Jazz has been going nuts the past few years, potentially hitting the mainstream again as early as 2015, with Kendrick Lamar’s To Pimp a Butterfly. That album introduced the power of jazz to a new generation of fans eager for the experimentation and confidence that the genre breeds. Backing him up were powerhouse personas Kamasi Washington and Thundercat, both of whom have hit their own mainstream success. London, as they’ve done with many genres in the past, has something to say about the state of jazz – notably, just how genre-bending good jazz can be. And one guy, Theon Cross, is defining what a lead instrument can be: the tuba.
Not often viewed as the linchpin of jazz, Cross plays the role of both lead and rhythm tuba amongst an all-star cast. Frequent collaborators Moses Boyd and Nubya Garcia, who defined 2018 with Cross on We Out Here, are met with newcomers Wayne Frances and Artie Zaitz to form a cohesive circle around the giant brass’ lumbering and, at times, dirty, loping intonations. Even when playing backup, Cross commands the tunes, like in standout “Candace of Meroe” – Moses is absolute fire on the drums, creating a dizzying dervish dance that would make J.K. Simmons proud, and Cross uses a wah-wah to transform the tuba’s tone into something unrecognizable. The entire album is a pressure cooker, causing my foot to ache from relentless tapping – from opener “Activate” to closer “LDN’s Burning.” The album was a massive surprise to me (thanks for the heads-up KPL), and one that will make sure I’ll never underestimate the “lowly” tuba again.

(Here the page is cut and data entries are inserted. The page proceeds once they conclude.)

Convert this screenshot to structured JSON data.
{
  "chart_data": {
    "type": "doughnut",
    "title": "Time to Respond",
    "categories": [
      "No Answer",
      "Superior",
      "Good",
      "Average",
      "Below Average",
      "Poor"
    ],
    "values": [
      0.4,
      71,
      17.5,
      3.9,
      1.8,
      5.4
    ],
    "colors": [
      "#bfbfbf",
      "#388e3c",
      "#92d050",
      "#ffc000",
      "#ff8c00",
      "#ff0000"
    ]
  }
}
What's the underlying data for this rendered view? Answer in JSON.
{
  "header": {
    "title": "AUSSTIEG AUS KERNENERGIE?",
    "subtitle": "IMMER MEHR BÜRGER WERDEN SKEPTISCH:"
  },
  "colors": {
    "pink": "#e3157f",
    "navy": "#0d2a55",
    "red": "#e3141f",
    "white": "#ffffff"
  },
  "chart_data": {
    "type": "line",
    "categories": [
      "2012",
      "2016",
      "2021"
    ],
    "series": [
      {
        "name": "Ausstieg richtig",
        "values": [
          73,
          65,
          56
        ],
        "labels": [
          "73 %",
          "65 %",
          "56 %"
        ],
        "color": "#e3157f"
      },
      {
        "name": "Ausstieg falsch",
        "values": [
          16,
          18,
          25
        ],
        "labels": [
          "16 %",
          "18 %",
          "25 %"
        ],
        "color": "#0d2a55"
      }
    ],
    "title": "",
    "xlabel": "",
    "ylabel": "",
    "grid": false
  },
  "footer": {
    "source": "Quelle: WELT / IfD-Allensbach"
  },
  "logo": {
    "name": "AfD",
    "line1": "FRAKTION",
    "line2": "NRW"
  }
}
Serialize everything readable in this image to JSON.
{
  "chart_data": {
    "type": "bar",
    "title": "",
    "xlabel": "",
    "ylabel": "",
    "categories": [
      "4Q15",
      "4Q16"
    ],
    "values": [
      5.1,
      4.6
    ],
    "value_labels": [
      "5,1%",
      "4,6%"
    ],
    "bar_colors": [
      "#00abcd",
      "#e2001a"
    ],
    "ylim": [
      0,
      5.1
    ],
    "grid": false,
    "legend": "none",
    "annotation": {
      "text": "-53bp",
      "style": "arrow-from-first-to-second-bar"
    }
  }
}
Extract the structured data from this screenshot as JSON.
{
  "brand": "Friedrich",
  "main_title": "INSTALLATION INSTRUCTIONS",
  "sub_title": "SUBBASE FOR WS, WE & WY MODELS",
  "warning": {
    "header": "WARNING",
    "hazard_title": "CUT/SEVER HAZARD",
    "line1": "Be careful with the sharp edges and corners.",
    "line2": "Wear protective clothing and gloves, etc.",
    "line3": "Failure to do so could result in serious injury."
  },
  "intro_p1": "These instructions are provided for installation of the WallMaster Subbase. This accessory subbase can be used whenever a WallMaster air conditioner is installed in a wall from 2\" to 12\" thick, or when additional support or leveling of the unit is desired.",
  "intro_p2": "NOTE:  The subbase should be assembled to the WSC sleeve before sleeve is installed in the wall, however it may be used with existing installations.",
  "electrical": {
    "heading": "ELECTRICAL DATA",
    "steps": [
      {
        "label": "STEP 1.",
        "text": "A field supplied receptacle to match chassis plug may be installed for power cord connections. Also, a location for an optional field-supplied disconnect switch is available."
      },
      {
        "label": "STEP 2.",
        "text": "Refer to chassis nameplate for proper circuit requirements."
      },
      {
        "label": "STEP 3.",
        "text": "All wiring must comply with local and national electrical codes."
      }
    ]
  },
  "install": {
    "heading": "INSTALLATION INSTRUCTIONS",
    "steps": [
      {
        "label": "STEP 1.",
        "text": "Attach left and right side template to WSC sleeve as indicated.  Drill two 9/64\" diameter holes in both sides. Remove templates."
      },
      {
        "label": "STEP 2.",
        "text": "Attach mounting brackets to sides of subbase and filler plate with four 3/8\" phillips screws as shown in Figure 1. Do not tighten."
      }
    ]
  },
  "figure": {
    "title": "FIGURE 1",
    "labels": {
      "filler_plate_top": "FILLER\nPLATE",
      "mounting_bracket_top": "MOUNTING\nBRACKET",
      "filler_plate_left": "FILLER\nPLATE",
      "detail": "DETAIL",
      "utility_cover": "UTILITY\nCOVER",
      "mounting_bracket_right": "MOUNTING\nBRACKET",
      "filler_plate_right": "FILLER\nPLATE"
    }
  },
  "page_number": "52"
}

...We’re entering a new era of jazz, and I’m pretty stoked about it. It’s not uncommon to now see some kind of jazz act at almost every festival on either side of the pond. It isn’t music for dark and dank clubs where you get hushed for breathing, or reserved for dinner party background lulls; it’s music to get excited about, to dance in the streets to, and to blast loud out of the largest speakers you have handy.
I can’t find any tour dates, so if you know of some - let us know!
CZARFACE and Ghostface Killah
Czarface Meets Ghostface
The distinctive flows of Wu-Tang members Inspectah Deck and Ghostface Killah meet again in this collab record Czarface Meets Ghostface. The sixth project from CZARFACE, the hip hop supergroup of 7L, Esoteric, and Inspectah Deck, is chock full of their distinctive pop culture and comic book references, and this time they bring along Ghostface Killah for their second full-album feature after last year’s Czarface Meets Metalface (with storied mask-doning MFDOOM). Filled with the classic ‘90s beats and samples that made Wu-Tang famous, Czarface Meets Ghostface lets the lyrical verses shine. There’s no mistaking what they’re saying here- (it’s all crystal clear), and their intelligent rhymes are a testament to what made hip-hop so compelling in its heyday. This is inventive rhymes, beats and flows all mixing together to make modern “pop rap” look like child’s play.
None of these artists are visiting Chicago anytime soon. (Which is too bad-- CZARFACE would be killer, live!)